Enquanto tudo permanece em planejamento, neste domingo, 14 de agosto, de verdade, mas verdade verdadeira mesmo, lançarei meu novo livro, Corruptos de estimação e outros textos sobre o golpe hiper-real, a partir das 11 horas, no Brique da Redação. Será na banca 51, do Zé dos Livros, quase na João Pessoa. O autor, este que vos escreve, estará nu metaforicamente. Exposto em praça pública. Na rua. Pelado e com as mãos nos bolsos.
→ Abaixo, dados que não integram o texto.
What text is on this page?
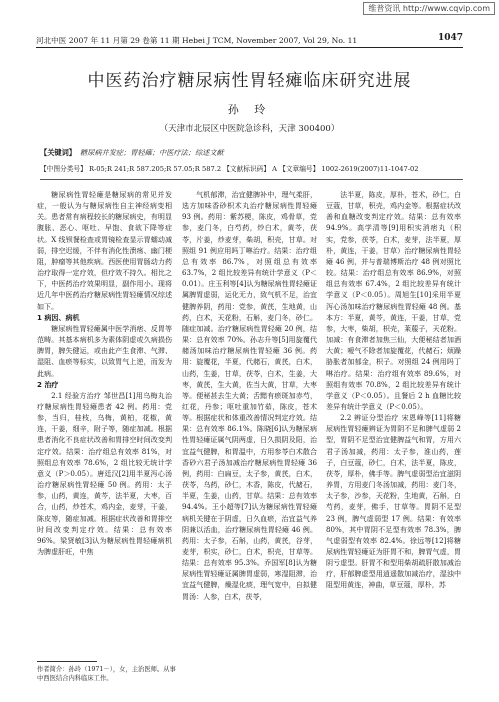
维普资讯 http://www.cqvip.com
河北中医 2007 年 11 月第 29 卷第 11 期 Hebei J TCM, November 2007, Vol 29, No. 11	1047
中医药治疗糖尿病性胃轻瘫临床研究进展
孙 玲
（天津市北辰区中医院急诊科，天津 300400）
【关键词】 糖尿病并发症；胃轻瘫；中医疗法；综述文献
【中图分类号】 R-05;R 241;R 587.205;R 57.05;R 587.2 【文献标识码】 A 【文章编号】 1002-2619(2007)11-1047-02

糖尿病性胃轻瘫是糖尿病的常见并发症，一般认为与糖尿病性自主神经病变相关。患者常有病程较长的糖尿病史，有明显腹胀、恶心、呕吐、早饱、食欲下降等症状。X 线钡餐检查或胃镜检查显示胃蠕动减弱，排空迟缓，不伴有消化性溃疡、幽门梗阻，肿瘤等其他疾病。西医使用胃肠动力药治疗取得一定疗效，但疗效不持久。相比之下，中医药治疗效果明显，副作用小。现将近几年中医药治疗糖尿病性胃轻瘫情况综述如下。

1 病因、病机

糖尿病性胃轻瘫属中医学消痞、反胃等范畴。其基本病机多为素体阴虚或久病损伤脾胃，脾失健运，或由此产生食滞、气滞、湿阻、血瘀等标实，以致胃气上逆，而发为此病。

2 治疗

2.1 经验方治疗 邹世昌[1]用乌梅丸治疗糖尿病性胃轻瘫患者 42 例。药用：党参，当归，桂枝，乌梅，黄柏，花椒，黄连，干姜，细辛，附子等，随症加减。根据患者消化不良症状改善和胃排空时间改变判定疗效。结果：治疗组总有效率 81%，对照组总有效率 78.6%，2 组比较无统计学意义（P＞0.05）。唐廷汉[2]用半夏泻心汤治疗糖尿病性胃轻瘫 50 例。药用：太子参，山药，黄连，黄芩，法半夏，大枣，百合，山药，炒苍术，鸡内金，麦芽，干姜，陈皮等，随症加减。根据症状改善和胃排空时间改变判定疗效。结果：总有效率 96%。梁贤敏[3]认为糖尿病性胃轻瘫病机为脾虚肝旺，中焦

气机郁滞，治宜健脾补中，理气柔肝，选方加味香砂枳术丸治疗糖尿病性胃轻瘫 93 例。药用：紫苏梗，陈皮，鸡骨草，党参，麦门冬，白芍药，炒白术，黄芩，茯苓，片姜，炒麦芽，柴胡，积壳，甘草。对照组 91 例应用吗丁啉治疗。结果：治疗组总有效率 86.7%，对照组总有效率 63.7%，2 组比较差异有统计学意义（P＜0.01）。庄玉利等[4]认为糖尿病性胃轻瘫证属脾胃虚弱，运化无力，致气机不足，治宜健脾养阴，药用：党参，黄芪，生地黄，山药，白术，天花粉，石斛，麦门冬，砂仁。随症加减。治疗糖尿病性胃轻瘫 20 例，结果：总有效率 70%。孙志升等[5]用旋覆代赭汤加味治疗糖尿病性胃轻瘫 36 例。药用：旋覆花，半夏，代赭石，黄芪，白术，山药，生姜，甘草，茯苓，白术，生姜，大枣，黄芪，生大黄，佐当大黄，甘草，大枣等。便秘甚去生大黄；舌黯有瘀斑加赤芍，红花，丹参；呕吐重加竹茹，陈皮，苍术等。根据症状和体重改善情况判定疗效。结果：总有效率 86.1%。陈晓[6]认为糖尿病性胃轻瘫证属气阴两虚，日久损阴及阳，治宜益气健脾，和胃温中，方用参苓白术散合香砂六君子汤加减治疗糖尿病性胃轻瘫 36 例，药用：白扁豆，太子参，黄芪，白术，茯苓，乌药，砂仁，木香，陈皮，代赭石，半夏，生姜，山药，甘草。结果：总有效率 94.4%。王小超等[7]认为糖尿病性胃轻瘫病机关键在于阴虚，日久血瘀，治宜益气养阴兼以活血，治疗糖尿病性胃轻瘫 46 例。药用：太子参，石斛，山药，黄芪，谷芽，麦芽，枳实，砂仁，白术，枳壳，甘草等。结果：总有效率 95.3%。乔国军[8]认为糖尿病性胃轻瘫证属脾胃虚弱，寒湿阻滞，治宜益气健脾，燥湿化痰，理气宽中，自拟健胃汤：人参，白术，茯苓，

法半夏，陈皮，厚朴，苍术，砂仁，白豆蔻，甘草，积壳，鸡内金等。根据症状改善和血糖改变判定疗效。结果：总有效率 94.9%。高学清等[9]用积实消痞丸（积实，党参，茯苓，白术，麦芽，法半夏，厚朴，黄连，干姜，甘草）治疗糖尿病性胃轻瘫 46 例，并与普瑞博斯治疗 48 例对照比较。结果：治疗组总有效率 86.9%，对照组总有效率 67.4%，2 组比较差异有统计学意义（P＜0.05）。周旭生[10]采用半夏泻心汤加味治疗糖尿病性胃轻瘫 48 例。基本方：半夏，黄芩，黄连，干姜，甘草，党参，大枣，柴胡，枳壳，莱菔子，天花粉。加减：有食滞者加焦三仙，大便秘结者加酒大黄；嗳气不除者加旋覆花，代赭石；烦躁胁胀者加郁金，枳子。对照组 24 例用吗丁啉治疗。结果：治疗组有效率 89.6%，对照组有效率 70.8%，2 组比较差异有统计学意义（P＜0.05）。且餐后 2 h 血糖比较差异有统计学意义（P＜0.05）。

2.2 辨证分型治疗 宋恩峰等[11]将糖尿病性胃轻瘫辨证为胃阴不足和脾气虚弱 2 型，胃阴不足型治宜健脾益气和胃，方用六君子汤加减，药用：太子参，淮山药，莲子，白豆蔻，砂仁，白术，法半夏，陈皮，茯苓，厚朴，佛手等。脾气虚弱型治宜滋阴养胃，方用麦门冬汤加减，药用：麦门冬，太子参，沙参，天花粉，生地黄，石斛，白芍药，麦芽，佛手，甘草等。胃阴不足型 23 例，脾气虚弱型 17 例。结果：有效率 80%，其中胃阴不足型有效率 78.3%，脾气虚弱型有效率 82.4%。徐远等[12]将糖尿病性胃轻瘫证为肝胃不和，脾胃气虚，胃阴亏虚型。肝胃不和型用柴胡疏肝散加减治疗，肝郁脾虚型用逍遥散加减治疗，湿浊中阻型用黄连，神曲，草豆蔻，厚朴，苏

作者简介：孙玲（1971－），女，主治医师。从事中西医结合内科临床工作。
Cinco títulos meus estarão disponíveis a preços escandalosamente obscenos: de R$ 10 a R$ 20. É situação que não se repetirá. Só a exclusividade justifica o acontecimento. Se sobreviver ao mico, só farei novos lançamentos de “manteau” (o sobretudo que os franceses usam seis meses por ano).

A sessão de autógrafos acontecerá. Todos estão convidados, defensores do golpe ou do impeachment, direita, esquerda ou terceira via, petralhas e coxinhas, lacerdinhas e guevarinhas, carinhosamente falando, é claro, que a ternura sempre deve prevalecer. Ainda não defini se haverá sorteio, caso haja fila, para decidir se tiro ou não a roupa. Vai depender muito da temperatura. Se eu ficar nu, as selfies só serão liberadas para quem adquirir livro e pedir autógrafo. Casos omissos serão resolvidos pela comissão organizadora. Para salvar os livros e as ararinhas eu me disponho a tirar a roupa. Dizem que autor e editor morreram. Quero ver se o leitor está vivo.